Şimdi geçen yıl Şubat ayında prim desteği 4 puana düşürülmüştü. Yeni vergi paketiyle 2 puana düşürülüyor. Bir tek imalatta kalıyor. Bir yandan prim desteğini düşürürken bir yandan başka bir destek verecek misiniz?
Özellikle istihdamın korunması bizim için çok önemli. İstihdamı koruyan hatta
artıran firmalara, ilave istihdam sağlayanlara biz destek vereceğiz burada.
Yani biz Sanayi ve Teknoloji Bakanlığımız, Tekstil, hazır giyim, deri ve mobilya
sektöründe 2.500 lira destek verdi. Ama KOBİ'lerle sınırlıydı ve bu dört sektörle
sınırlıydı. Biz de hem esnafımızı koruyacak hem büyük işletmelerimizi koruyacak,
hem de istihdamın korunması ve artırılmasına hizmet edecek yeni bir uygulamaya
geçiyoruz. İlgili kanun teklifi yakın zamanda plan bütçe komisyonunda kabul
edildi. Kısa sürede kanunlaşmasını bekliyoruz. İmalat sanayinde faydalanacak
sektör sayısını Sanayi ve Teknoloji Bakanlığımız ile birlikte arttıracağız.

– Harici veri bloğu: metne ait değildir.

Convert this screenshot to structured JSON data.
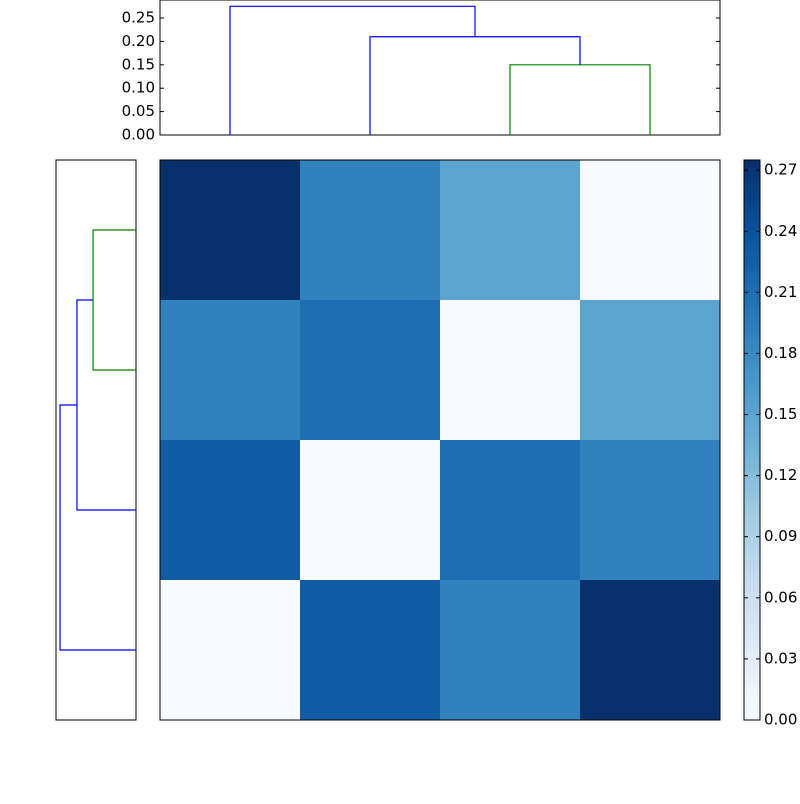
{
  "chart_data": {
    "type": "clustermap",
    "values": [
      [
        0.275,
        0.19,
        0.15,
        0
      ],
      [
        0.19,
        0.21,
        0,
        0.15
      ],
      [
        0.23,
        0,
        0.21,
        0.19
      ],
      [
        0,
        0.23,
        0.19,
        0.275
      ]
    ],
    "colormap": "Blues",
    "clim": [
      0,
      0.275
    ],
    "colorbar_ticks": [
      {
        "value": 0,
        "label": "0.00"
      },
      {
        "value": 0.03,
        "label": "0.03"
      },
      {
        "value": 0.06,
        "label": "0.06"
      },
      {
        "value": 0.09,
        "label": "0.09"
      },
      {
        "value": 0.12,
        "label": "0.12"
      },
      {
        "value": 0.15,
        "label": "0.15"
      },
      {
        "value": 0.18,
        "label": "0.18"
      },
      {
        "value": 0.21,
        "label": "0.21"
      },
      {
        "value": 0.24,
        "label": "0.24"
      },
      {
        "value": 0.27,
        "label": "0.27"
      }
    ],
    "col_dendrogram": {
      "ylim": [
        0,
        0.2885
      ],
      "yticks": [
        {
          "value": 0,
          "label": "0.00"
        },
        {
          "value": 0.05,
          "label": "0.05"
        },
        {
          "value": 0.1,
          "label": "0.10"
        },
        {
          "value": 0.15,
          "label": "0.15"
        },
        {
          "value": 0.2,
          "label": "0.20"
        },
        {
          "value": 0.25,
          "label": "0.25"
        }
      ],
      "links": [
        {
          "join": [
            2,
            3
          ],
          "height": 0.15,
          "color": "#008000"
        },
        {
          "join": [
            1,
            4
          ],
          "height": 0.21,
          "color": "#0000ff"
        },
        {
          "join": [
            0,
            5
          ],
          "height": 0.275,
          "color": "#0000ff"
        }
      ]
    },
    "row_dendrogram": {
      "xlim": [
        0,
        0.2885
      ],
      "links": [
        {
          "join": [
            0,
            1
          ],
          "height": 0.155,
          "color": "#008000"
        },
        {
          "join": [
            4,
            2
          ],
          "height": 0.213,
          "color": "#0000ff"
        },
        {
          "join": [
            5,
            3
          ],
          "height": 0.274,
          "color": "#0000ff"
        }
      ]
    }
  }
}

Destek miktarını da aynı şekilde arttıracağız ancak henüz tutarı belirlemedik.
Böylelikle ülkemizin imalat gücünü, içinde bulunduğumuz dezenflasyon sürecinde
koruyarak, işsizlik rakamlarını da tek hanelerde tutmaya ve daha da iyileştirmeye
yönelik önemli bir adım atmış olacağız.